Proposition 1A, It Simply Stinks

The left wing also is expressing the view that Proposition 1A is a mistake and you should also vote NO. They may not be pleased that they are voting alongside John and Ken and the Howard Jarvis gang, but the enemy of my enemy is my friend it seems these days. Our friends at Calitics.com are having a spirited debate why Democratic Party voters and their allies should oppose the initiative.

The spending cap may excite the right and listeners of John and Ken, but they do not like Proposition 1A because it has loopholes. However if you care about public services, expect them to become more substandard with the passage of Proposition 1A. Expect revenue expenditures to be 15 billion below the governor’s expected baseline spending in 2010 to 21 billion by 2012. Although the tax increases may enraged the conservative oriented voters where they are mad that these taxes will only last for four years, these spending caps will be basically permanent. Another bad thing about Proposition 1A is that its Rainy Day Fund has to have contributions fed into it even in down economic years. However the spending caps are not true spending caps because they can be manipulated when fees are added to pay for the governmental services and spending.

Proposition 1A stinks, it gives the governor power to cut budgets mid-year, so if you like the reduced class selection at your local UC or CSU or community college you have not seen nothing yet.
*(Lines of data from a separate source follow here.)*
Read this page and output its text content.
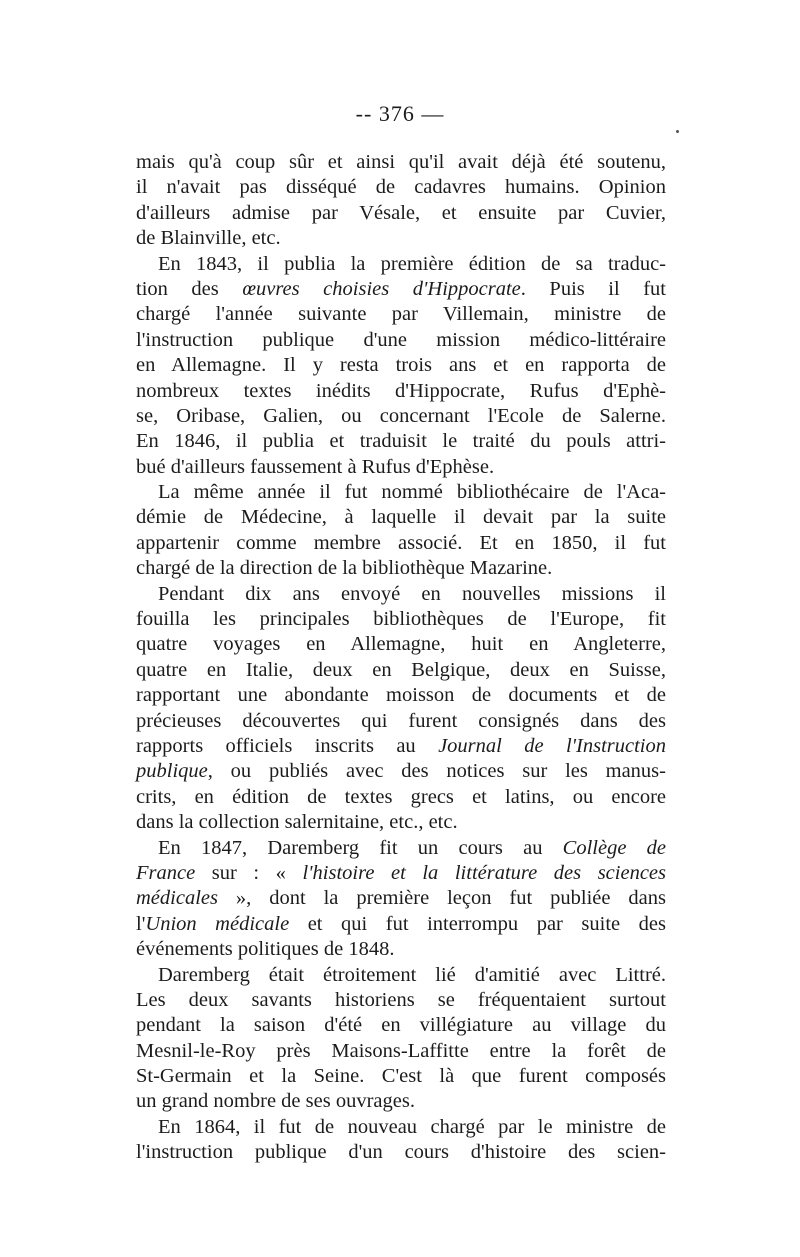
-- 376 —
mais qu'à coup sûr et ainsi qu'il avait déjà été soutenu,
il n'avait pas disséqué de cadavres humains. Opinion
d'ailleurs admise par Vésale, et ensuite par Cuvier,
de Blainville, etc.
En 1843, il publia la première édition de sa traduc-
tion des œuvres choisies d'Hippocrate. Puis il fut
chargé l'année suivante par Villemain, ministre de
l'instruction publique d'une mission médico-littéraire
en Allemagne. Il y resta trois ans et en rapporta de
nombreux textes inédits d'Hippocrate, Rufus d'Ephè-
se, Oribase, Galien, ou concernant l'Ecole de Salerne.
En 1846, il publia et traduisit le traité du pouls attri-
bué d'ailleurs faussement à Rufus d'Ephèse.
La même année il fut nommé bibliothécaire de l'Aca-
démie de Médecine, à laquelle il devait par la suite
appartenir comme membre associé. Et en 1850, il fut
chargé de la direction de la bibliothèque Mazarine.
Pendant dix ans envoyé en nouvelles missions il
fouilla les principales bibliothèques de l'Europe, fit
quatre voyages en Allemagne, huit en Angleterre,
quatre en Italie, deux en Belgique, deux en Suisse,
rapportant une abondante moisson de documents et de
précieuses découvertes qui furent consignés dans des
rapports officiels inscrits au Journal de l'Instruction
publique, ou publiés avec des notices sur les manus-
crits, en édition de textes grecs et latins, ou encore
dans la collection salernitaine, etc., etc.
En 1847, Daremberg fit un cours au Collège de
France sur : « l'histoire et la littérature des sciences
médicales », dont la première leçon fut publiée dans
l'Union médicale et qui fut interrompu par suite des
événements politiques de 1848.
Daremberg était étroitement lié d'amitié avec Littré.
Les deux savants historiens se fréquentaient surtout
pendant la saison d'été en villégiature au village du
Mesnil-le-Roy près Maisons-Laffitte entre la forêt de
St-Germain et la Seine. C'est là que furent composés
un grand nombre de ses ouvrages.
En 1864, il fut de nouveau chargé par le ministre de
l'instruction publique d'un cours d'histoire des scien-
Proposition 1B is also being discussed because it has a clause where if Proposition 1A passes, Proposition 1B gets the green light if it is approved. This is the initiative that steals from the rainy day fund to pay for education, where it is payback for the California Teachers Association. So basically the rainy day fund would be a misnomer because the CTA would want to gobble up all that extra money. And if you like extra money for education, the 9 billion dollars for education is a onetime expense, so Caltics for example opposed the initiative due to its dependence on having it passed with 1A and how it is a onetime infusion to education.

In future posts before the Special Election in May, I will cover the other initiatives and a column to discuss, What Next? Since voters will likely sink 1A-1F, we need simple and easy to understand solutions to make things right for the people of our state.